Pferdezuchtverband Sachsen-Thüringen e. V.

Seit dem 16. Jahrhundert findet in Sachsen ein planmäßige Pferdezucht statt. Jedoch war die Pferdezucht eng mit den jeweils regierenden Fürstenhaus verbunden und so wurden je nach Geschmack Beschäler aus Oldenburg, Friesland, Holstein und auch Neapolitaner genutzt. Einen Aufschwung genoss die Pferdezucht vor allem unter August des Starken, der das Gestüt Graditz bauen ließ. Ab 1866 erlang dieses Gestüt als preußisches Hauptgestüt große Bedeutung für die Pferdezucht. Eine Steigerung der Qualität erfuhr die Zucht durch die Gründung des Landgestütes Moritzburg 1828 und durch die Festlegung eines einheitlichen Zuchtzieles für das Schwere Warmblut. Die Zucht von Pferden für den Landwirtschaftlichen Bedarf bestimmte lange das Zuchtgeschehen in Sachsen, um diesem Bedarf gerecht zu werden wurde vor allen dingen auf Kaltblüter und Schwere Warmblüter auf der Grundlage von Oldenbugisch-Ostfriesischen Linien gesetzt. Nach dem Ende des Zweiten Weltkrieges übernahm die "Pferdezuchtdirektion Süd" die Zuchtleitung in Sachsen mit dem Ziel aus der Grundlage Reitpferde zu züchten. Um dieses Ziel zu erreichen wurden Hannoveraner, Trakehner und Englische Vollblüter eingesetzt.

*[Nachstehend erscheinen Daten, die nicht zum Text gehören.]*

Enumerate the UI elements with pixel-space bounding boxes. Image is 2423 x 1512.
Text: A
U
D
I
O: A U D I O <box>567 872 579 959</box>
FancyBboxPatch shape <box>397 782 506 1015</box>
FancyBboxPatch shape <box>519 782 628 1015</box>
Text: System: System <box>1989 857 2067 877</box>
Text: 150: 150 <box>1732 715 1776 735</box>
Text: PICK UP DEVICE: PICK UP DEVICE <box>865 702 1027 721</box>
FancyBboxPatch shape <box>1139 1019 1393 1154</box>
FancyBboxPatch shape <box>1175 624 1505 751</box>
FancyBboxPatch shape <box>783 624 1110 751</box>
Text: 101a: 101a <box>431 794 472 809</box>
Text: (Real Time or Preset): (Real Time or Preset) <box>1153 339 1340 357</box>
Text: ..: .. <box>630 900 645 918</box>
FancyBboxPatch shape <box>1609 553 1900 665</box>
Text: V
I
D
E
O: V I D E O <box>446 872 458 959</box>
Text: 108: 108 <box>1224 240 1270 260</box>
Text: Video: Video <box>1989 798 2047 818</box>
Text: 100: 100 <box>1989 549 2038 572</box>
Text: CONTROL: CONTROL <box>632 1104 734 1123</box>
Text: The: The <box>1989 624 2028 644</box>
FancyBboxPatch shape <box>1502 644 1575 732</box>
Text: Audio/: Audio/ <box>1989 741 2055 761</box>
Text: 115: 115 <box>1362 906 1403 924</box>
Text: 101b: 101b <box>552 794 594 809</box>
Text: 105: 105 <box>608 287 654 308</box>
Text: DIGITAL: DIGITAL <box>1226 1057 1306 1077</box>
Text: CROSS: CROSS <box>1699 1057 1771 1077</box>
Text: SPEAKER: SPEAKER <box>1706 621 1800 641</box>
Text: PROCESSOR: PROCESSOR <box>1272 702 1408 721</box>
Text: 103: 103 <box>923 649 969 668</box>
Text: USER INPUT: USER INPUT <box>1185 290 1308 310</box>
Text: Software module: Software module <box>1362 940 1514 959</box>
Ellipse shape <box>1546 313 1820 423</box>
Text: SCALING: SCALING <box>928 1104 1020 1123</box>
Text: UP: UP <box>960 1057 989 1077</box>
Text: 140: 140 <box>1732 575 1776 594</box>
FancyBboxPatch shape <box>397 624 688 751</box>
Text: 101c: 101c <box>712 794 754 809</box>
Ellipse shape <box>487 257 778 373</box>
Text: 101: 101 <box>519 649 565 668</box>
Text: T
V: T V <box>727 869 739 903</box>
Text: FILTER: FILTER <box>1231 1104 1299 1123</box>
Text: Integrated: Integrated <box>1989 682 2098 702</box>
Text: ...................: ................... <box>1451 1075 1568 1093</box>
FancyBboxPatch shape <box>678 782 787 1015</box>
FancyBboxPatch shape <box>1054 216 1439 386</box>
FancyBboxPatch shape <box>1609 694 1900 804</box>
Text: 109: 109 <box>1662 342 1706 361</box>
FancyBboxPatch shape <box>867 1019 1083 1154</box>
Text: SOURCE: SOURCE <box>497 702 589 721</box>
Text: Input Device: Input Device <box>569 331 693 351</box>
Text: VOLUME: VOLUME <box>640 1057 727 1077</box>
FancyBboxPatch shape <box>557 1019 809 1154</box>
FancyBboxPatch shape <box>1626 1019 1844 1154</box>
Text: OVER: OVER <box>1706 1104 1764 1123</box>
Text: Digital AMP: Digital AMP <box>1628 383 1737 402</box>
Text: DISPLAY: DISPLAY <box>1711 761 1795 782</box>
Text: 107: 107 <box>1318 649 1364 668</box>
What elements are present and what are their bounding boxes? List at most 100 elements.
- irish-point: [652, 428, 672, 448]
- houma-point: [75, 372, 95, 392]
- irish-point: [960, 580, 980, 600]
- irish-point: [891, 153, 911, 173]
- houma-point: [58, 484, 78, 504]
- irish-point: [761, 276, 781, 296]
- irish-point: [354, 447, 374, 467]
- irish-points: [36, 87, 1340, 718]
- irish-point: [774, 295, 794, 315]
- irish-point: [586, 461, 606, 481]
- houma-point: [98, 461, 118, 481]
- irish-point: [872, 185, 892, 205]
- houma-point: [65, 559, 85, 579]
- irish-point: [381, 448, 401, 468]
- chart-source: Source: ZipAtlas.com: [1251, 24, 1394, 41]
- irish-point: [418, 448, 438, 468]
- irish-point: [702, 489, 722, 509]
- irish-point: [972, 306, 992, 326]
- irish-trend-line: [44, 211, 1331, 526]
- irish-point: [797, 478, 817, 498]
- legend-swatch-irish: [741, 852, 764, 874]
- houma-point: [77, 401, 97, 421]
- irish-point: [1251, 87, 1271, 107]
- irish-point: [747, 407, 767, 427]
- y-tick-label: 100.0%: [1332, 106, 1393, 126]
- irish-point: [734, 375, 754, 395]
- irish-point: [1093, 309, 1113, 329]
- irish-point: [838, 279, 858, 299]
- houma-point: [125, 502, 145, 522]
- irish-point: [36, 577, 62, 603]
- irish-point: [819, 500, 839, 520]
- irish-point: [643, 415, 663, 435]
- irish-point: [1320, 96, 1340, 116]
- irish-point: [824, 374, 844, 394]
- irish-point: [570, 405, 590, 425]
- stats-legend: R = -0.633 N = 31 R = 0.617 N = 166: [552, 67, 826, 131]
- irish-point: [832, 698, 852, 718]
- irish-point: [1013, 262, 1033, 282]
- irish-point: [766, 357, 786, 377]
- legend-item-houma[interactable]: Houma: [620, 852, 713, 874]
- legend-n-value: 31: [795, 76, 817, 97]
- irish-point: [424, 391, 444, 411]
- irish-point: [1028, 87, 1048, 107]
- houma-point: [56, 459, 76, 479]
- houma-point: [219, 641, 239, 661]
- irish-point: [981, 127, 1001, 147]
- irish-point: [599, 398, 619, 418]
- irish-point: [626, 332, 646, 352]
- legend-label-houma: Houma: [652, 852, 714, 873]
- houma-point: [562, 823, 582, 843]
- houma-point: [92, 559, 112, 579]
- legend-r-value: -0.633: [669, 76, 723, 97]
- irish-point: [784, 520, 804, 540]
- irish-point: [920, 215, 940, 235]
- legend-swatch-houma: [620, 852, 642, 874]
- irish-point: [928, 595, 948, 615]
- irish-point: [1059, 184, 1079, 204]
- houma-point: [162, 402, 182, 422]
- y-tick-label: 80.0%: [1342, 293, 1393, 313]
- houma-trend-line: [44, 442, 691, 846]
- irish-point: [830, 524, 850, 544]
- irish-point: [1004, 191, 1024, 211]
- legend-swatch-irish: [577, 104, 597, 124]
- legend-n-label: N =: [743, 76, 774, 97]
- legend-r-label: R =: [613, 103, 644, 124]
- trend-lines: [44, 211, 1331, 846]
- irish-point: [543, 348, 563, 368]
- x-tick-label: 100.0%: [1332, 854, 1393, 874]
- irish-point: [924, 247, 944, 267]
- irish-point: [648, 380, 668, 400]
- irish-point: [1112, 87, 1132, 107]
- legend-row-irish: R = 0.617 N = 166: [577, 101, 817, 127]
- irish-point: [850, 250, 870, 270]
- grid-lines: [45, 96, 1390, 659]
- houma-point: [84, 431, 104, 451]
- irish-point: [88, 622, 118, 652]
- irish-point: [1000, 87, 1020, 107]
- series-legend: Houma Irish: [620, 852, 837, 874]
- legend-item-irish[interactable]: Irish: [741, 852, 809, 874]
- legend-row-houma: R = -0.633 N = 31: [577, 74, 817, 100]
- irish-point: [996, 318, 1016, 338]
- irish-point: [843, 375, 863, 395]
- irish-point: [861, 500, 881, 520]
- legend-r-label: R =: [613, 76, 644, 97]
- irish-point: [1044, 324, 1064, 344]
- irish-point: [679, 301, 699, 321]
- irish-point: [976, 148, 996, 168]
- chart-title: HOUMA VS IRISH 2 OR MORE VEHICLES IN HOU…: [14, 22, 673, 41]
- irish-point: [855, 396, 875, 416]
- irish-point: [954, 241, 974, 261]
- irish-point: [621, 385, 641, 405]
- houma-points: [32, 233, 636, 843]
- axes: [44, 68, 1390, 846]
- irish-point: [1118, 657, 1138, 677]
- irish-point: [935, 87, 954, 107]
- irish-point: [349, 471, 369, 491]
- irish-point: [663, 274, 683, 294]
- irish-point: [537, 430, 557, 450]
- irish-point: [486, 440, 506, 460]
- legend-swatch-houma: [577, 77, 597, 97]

Als Hengste die nachdrücklich züchterischen Erfolg hinterließen sollen der Trakehner „Ralf" der Englische Vollblüter „ Blaubart" Erwähnung finden. Nach der Wiedervereinigung wurden 1991 beide Gestüte von der Landesregierung übernommen. Der Landstallmeister des Landgestütes Moritzburg verstand es durch gute Hengstkäufe die Zuchtqualität entscheidend zu verbessern. Das schwere Warm blut heute ein Markenzeichen der sächsischen Zucht überstand den Umzüchtungsprozess der DDR nur durch Mut List und Tücke von einigen Züchtern und der Landstallmeisterin dieser Zeit. Die Pferdezucht in Thüringen und Sachsen haben über die Jahrhunderte eine fast gleiche Geschichte gehabt. Die Zucht von Kaltblutpferden auf rheinisch-deutscher Grundlage wurde in Thüringen mit besonderem Erfolg durchgeführt. Der Zusammenschluss 2005 von Sachsen und Thüringen zum „Pferdezuchtverband Sachsen-Thüringen" war die Folge dieser geschichtlichen Entwicklung mit dem Ziel einen stärkeren Verband zu bilden, dieser neue Verband orientiert sich stark an den Süddeutschen Verbänden mit dem Körplatz München.